The operating revenue has a CAGR growth of 9.51% approximately, and a consistent increase over the past five years on a reported basis. Its FY2018 sales revenue stood at $7,588 million an increase by 14.69% Y-O-Y basis as compared to $6,615.8 million in FY 2017 driven by improving core operations.The net income stood at $1,728.9 million for FY 2018 compared to $1,337.4 million in FY 2017 an increase of 29.3% driven by improved sales. The operating profit margin improved by 4.4% Y-O-Y and stood at 28.8% in FY18 on the back of improved revenues.

What to Expect from CSL Moving Forward: Going forward, the company has a strategy to develop & deliver innovative medicines that saves life, protects public health and help people with life-threatening medical conditions.

Meanwhile,the stock has generated a positive YTD return of 4.89% and is currently trading slightly towards a 52-week high level with PE multiple of 37.60x. In the near term, there might be some price correction in the stock. We, therefore, recommend “Expensive” recommendation on the stock at the current market price of $193.770, suggesting that the investor should wait for a few more trading sessions to get the better entry level.

 Macquarie Group Limited

Strong Q-o-Q results: Macquarie Group Limited (ASX: MQG) is a diversified financial group with a different line of services including asset management and finance, banking, advisory & risk, and capital solutions across debt equity and commodities.

Consolidated Income Statement (Source: Company Report)

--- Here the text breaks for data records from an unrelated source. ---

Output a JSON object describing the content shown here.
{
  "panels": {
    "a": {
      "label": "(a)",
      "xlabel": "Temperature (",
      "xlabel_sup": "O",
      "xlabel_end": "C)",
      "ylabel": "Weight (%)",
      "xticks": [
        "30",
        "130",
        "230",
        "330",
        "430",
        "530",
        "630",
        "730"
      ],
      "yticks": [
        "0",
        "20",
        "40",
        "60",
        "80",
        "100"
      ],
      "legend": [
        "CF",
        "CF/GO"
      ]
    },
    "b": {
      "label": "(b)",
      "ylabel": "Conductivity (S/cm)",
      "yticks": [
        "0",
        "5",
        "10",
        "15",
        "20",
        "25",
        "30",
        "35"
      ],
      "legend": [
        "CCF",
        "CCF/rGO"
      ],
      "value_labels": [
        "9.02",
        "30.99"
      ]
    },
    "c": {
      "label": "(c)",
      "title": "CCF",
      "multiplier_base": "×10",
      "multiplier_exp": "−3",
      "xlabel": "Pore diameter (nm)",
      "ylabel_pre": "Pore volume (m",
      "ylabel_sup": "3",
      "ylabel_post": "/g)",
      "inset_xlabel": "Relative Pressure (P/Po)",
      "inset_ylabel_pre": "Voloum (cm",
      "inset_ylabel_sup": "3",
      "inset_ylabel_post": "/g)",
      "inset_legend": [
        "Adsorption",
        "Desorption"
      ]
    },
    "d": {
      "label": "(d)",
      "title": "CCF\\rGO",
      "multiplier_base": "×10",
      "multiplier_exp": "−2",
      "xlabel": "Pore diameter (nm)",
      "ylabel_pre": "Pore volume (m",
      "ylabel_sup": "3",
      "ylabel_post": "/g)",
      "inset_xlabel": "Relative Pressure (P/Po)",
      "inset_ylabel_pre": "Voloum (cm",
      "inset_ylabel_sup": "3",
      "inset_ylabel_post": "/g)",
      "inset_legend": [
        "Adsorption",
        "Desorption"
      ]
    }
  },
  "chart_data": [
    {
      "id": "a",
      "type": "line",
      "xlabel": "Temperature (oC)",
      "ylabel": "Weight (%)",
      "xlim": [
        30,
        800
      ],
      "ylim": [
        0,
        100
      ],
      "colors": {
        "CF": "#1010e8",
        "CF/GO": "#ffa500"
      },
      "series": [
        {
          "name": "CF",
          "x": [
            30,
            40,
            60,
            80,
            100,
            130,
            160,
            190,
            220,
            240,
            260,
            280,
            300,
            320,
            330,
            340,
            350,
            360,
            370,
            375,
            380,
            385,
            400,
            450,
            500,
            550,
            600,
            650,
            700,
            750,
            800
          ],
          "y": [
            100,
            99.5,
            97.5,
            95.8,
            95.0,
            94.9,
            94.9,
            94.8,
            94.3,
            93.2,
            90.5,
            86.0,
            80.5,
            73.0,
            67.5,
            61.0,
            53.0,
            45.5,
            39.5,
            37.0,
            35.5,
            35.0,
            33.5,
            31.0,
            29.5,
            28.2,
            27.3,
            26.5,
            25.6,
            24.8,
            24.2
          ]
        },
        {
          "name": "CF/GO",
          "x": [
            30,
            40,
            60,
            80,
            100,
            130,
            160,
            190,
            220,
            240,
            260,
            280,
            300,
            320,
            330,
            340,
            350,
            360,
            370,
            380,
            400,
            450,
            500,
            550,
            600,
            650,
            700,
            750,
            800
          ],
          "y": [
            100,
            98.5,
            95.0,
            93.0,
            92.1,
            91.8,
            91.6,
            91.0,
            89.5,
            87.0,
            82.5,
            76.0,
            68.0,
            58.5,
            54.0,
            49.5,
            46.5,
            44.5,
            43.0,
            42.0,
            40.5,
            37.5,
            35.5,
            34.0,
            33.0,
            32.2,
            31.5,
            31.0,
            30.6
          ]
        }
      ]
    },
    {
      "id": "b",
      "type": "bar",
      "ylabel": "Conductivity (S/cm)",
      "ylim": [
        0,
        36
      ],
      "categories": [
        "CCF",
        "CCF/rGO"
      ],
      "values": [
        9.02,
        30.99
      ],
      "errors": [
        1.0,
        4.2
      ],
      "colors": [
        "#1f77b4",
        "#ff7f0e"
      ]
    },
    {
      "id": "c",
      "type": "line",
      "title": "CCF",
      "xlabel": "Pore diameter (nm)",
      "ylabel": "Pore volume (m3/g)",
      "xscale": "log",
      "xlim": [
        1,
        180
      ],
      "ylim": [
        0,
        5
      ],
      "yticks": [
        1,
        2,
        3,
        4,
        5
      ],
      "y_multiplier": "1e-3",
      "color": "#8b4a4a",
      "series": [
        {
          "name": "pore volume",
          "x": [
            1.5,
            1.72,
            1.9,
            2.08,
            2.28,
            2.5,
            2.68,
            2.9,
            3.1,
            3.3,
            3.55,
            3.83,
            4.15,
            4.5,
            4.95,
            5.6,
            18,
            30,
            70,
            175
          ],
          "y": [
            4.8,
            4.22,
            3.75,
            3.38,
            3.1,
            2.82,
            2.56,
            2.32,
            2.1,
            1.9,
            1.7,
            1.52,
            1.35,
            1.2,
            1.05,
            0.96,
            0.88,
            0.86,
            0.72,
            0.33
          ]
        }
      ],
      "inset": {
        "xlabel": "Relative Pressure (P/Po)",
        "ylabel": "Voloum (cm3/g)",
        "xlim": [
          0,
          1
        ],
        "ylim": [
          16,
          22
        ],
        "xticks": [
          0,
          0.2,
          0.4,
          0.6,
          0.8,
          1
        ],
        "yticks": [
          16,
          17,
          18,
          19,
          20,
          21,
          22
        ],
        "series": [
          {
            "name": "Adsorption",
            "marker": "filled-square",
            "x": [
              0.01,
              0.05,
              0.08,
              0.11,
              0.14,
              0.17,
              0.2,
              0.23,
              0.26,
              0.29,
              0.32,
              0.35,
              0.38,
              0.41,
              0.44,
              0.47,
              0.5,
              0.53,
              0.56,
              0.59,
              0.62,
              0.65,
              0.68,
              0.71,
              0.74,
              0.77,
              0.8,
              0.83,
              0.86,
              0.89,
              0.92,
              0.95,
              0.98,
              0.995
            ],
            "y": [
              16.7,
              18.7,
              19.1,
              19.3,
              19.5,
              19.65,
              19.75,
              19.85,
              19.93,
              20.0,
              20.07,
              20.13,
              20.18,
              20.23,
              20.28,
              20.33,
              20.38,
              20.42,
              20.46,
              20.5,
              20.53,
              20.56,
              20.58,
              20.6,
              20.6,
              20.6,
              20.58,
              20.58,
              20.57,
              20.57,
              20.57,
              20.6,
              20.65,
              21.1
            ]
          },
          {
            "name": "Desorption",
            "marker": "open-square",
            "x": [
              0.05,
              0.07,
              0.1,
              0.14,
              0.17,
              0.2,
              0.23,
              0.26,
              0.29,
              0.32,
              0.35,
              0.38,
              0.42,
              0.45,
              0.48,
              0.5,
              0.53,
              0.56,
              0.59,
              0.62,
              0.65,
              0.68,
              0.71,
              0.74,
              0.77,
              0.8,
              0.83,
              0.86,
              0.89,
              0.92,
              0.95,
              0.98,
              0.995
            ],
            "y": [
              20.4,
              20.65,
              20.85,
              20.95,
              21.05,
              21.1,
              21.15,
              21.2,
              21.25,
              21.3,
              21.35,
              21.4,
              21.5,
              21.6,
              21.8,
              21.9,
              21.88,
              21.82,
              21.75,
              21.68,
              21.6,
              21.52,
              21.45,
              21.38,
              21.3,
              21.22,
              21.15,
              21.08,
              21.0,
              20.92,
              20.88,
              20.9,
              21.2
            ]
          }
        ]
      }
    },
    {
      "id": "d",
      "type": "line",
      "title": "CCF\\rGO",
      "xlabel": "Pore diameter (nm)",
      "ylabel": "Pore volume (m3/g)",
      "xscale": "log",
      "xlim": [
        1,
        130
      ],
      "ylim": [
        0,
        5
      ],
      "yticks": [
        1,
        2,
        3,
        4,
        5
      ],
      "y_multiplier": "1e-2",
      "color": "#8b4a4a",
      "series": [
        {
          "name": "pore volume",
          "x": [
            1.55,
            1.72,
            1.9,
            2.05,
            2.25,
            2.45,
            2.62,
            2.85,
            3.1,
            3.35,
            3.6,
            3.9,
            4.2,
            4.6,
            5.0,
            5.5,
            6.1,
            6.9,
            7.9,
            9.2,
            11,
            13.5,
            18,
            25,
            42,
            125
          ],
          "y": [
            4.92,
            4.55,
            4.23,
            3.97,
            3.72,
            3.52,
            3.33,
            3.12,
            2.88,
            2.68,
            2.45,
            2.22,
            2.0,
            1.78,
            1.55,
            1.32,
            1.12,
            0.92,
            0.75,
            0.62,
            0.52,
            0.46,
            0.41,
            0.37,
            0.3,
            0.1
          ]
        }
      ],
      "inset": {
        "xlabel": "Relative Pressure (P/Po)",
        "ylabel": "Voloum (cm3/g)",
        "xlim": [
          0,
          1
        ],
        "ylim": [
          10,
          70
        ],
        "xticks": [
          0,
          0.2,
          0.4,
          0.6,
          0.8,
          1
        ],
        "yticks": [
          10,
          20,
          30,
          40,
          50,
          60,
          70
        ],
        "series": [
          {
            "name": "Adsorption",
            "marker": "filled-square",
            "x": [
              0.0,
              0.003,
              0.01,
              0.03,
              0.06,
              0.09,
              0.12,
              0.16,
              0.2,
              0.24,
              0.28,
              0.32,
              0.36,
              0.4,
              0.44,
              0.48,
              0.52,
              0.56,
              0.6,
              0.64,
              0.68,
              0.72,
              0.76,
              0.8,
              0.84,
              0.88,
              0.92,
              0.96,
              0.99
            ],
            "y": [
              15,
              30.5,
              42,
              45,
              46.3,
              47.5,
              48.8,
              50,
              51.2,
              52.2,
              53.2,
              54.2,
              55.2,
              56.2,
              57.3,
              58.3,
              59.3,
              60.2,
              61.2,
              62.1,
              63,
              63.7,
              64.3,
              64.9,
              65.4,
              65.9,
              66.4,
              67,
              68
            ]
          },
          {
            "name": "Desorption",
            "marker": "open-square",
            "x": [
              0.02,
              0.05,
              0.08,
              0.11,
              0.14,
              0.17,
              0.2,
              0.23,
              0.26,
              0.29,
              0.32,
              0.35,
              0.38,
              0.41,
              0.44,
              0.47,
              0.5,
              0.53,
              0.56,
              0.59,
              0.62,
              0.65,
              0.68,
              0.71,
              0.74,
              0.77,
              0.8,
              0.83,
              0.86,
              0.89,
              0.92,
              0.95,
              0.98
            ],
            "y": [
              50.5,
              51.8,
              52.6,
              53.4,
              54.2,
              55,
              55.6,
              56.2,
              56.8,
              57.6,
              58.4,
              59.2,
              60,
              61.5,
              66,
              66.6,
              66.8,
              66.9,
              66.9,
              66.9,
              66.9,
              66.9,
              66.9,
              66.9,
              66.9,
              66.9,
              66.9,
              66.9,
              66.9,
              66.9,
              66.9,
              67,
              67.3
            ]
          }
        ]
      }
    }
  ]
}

The profit attributable to equity-holders for the group stood at A$1,310 million for the half-year ended 30 September 2018, up by 5% from the prior corresponding period primarily driven by the capital market facing business which delivered a net profit of A$1,106 million up by 95% and commodities and capital business which are up by 85.0% and 114.0% pcp, respectively.However, to some extent, it was off-set by the asset management business which is down by 36% period on period. The net operating income increased by 8% for the half year ended which stood at $A5,830 million as compared to A$5,397 million in the prior corresponding period driven by higher net interest and trading income, higher fee & commission income coupled with lower credit and other impairment charges.

What to Expect from MQG Moving Forward: Going forward, the company expects the FY19 results to be up by around 10.0% from the previous year. It is better placed to deliver superior performance going forward in the short-medium term driven by its deep expertise in major markets, strength in diversity and its ability to adapt its portfolio mix to changing market conditions, along with conservative balance sheet and efficient risk management.

The stock is however currently trading at $116.700 with a PE multiple of 15.0x. It has generated returns of 8.95% over the past one month but slightly underperformed over the period of last six months with a negative return of 4.76%. However, the P/BV multiple of the company is trading at 2.4x which is significantly higher than the industry median of 1.1x which represents overvalued at the current juncture.Considering the decent performance in 1H FY19 and stock price trading  slightly towards 52-week higher level, we have a wait and watch view on the stock at the current market price of $116.70 (up 0.249% on February 04, 2019), as investors are punting in the stock given the company’s future prospects.